The paper reports no full-logits materialization in HBM and up to 19% lower decoding time in its evaluated settings. “Up to” matters: the gain depends on model shape, batch, hardware, and how much of end-to-end decoding this kernel dominates.

Where decomposition stops

Exact categorical sampling and top-k fit tiled reduction because maxima and top-k candidates compose across disjoint tiles. Nucleus sampling does not. Top-p needs globally ordered cumulative probability mass, so an arbitrary tile cannot decide by itself whether a token belongs to the nucleus.

The paper discusses applying top-p after a reduced top-k candidate set. That can be practical, but it is a sequential top-k-then-top-p policy, not exact top-p over the untouched full vocabulary. The optimization is impressive precisely because it preserves a stated distribution; changing that statement would make the benchmark easier and the result less interesting.

A toy version

import numpy as np

def gumbel(shape):
    u = np.random.rand(*shape)
    eps = np.finfo(np.float64).eps
    u = np.clip(u, eps, 1.0 - eps)
    return -np.log(-np.log(u))

def gumbel_max_sample(logits):
    scores = np.array(logits, dtype=np.float64)
    scores += gumbel(scores.shape)
    return int(np.argmax(scores))

def tiled_gumbel_max_sample(logits, tile_size=4):
    logits = np.array(logits, dtype=np.float64)
    best_score = -np.inf
    best_index = -1

    for start in range(0, len(logits), tile_size):
        end = min(start + tile_size, len(logits))
        tile = logits[start:end]
        scores = tile + gumbel(tile.shape)

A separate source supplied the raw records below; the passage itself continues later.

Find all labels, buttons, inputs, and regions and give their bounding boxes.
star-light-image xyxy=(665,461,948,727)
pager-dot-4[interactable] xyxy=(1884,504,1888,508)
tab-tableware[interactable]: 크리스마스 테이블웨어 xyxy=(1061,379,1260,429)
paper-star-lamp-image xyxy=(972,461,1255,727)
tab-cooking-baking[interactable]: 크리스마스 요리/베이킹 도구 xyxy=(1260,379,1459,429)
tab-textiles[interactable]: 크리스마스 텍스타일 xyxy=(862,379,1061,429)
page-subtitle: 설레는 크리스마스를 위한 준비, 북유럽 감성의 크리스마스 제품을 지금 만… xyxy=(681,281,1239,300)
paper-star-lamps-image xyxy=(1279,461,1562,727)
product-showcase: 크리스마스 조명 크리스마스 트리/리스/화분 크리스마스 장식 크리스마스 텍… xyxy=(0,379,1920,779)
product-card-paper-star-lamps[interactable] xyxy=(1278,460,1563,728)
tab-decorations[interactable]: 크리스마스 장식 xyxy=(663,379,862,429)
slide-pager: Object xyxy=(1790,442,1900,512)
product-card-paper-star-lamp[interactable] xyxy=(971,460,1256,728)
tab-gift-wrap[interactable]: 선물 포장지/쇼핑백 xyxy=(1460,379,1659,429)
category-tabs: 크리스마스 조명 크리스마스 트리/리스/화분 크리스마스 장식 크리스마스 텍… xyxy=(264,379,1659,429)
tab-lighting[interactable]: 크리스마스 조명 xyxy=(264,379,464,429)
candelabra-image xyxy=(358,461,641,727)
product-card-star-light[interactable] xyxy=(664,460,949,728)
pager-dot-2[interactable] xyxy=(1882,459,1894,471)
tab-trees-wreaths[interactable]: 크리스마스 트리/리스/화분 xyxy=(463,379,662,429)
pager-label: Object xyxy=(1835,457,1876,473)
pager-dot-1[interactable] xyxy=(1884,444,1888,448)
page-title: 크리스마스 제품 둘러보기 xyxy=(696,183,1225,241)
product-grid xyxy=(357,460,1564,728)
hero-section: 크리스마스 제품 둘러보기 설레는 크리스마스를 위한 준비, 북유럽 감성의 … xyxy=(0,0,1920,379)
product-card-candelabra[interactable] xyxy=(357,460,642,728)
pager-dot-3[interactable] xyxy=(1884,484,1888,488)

        local_index = int(np.argmax(scores))
        local_score = float(scores[local_index])

        if local_score > best_score:
            best_score = local_score
            best_index = start + local_index

    return best_index

This NumPy code is neither fast nor fused, but it preserves the pathwise identity: perturb every logit once, keep one winner per tile, then reduce the winners. Clipping u away from 0 and 1 avoids infinities in the double logarithm; production kernels use counter-based random-number generation and stricter numerical choices.

The Gumbel-Max identity changes a probability-normalization pipeline into an argmax reduction. The hardware optimization follows from that mathematical rewrite; the benchmark follows only after the distribution stays exact.

The sample was always one integer. The engineering problem was everything required to make that integer honest.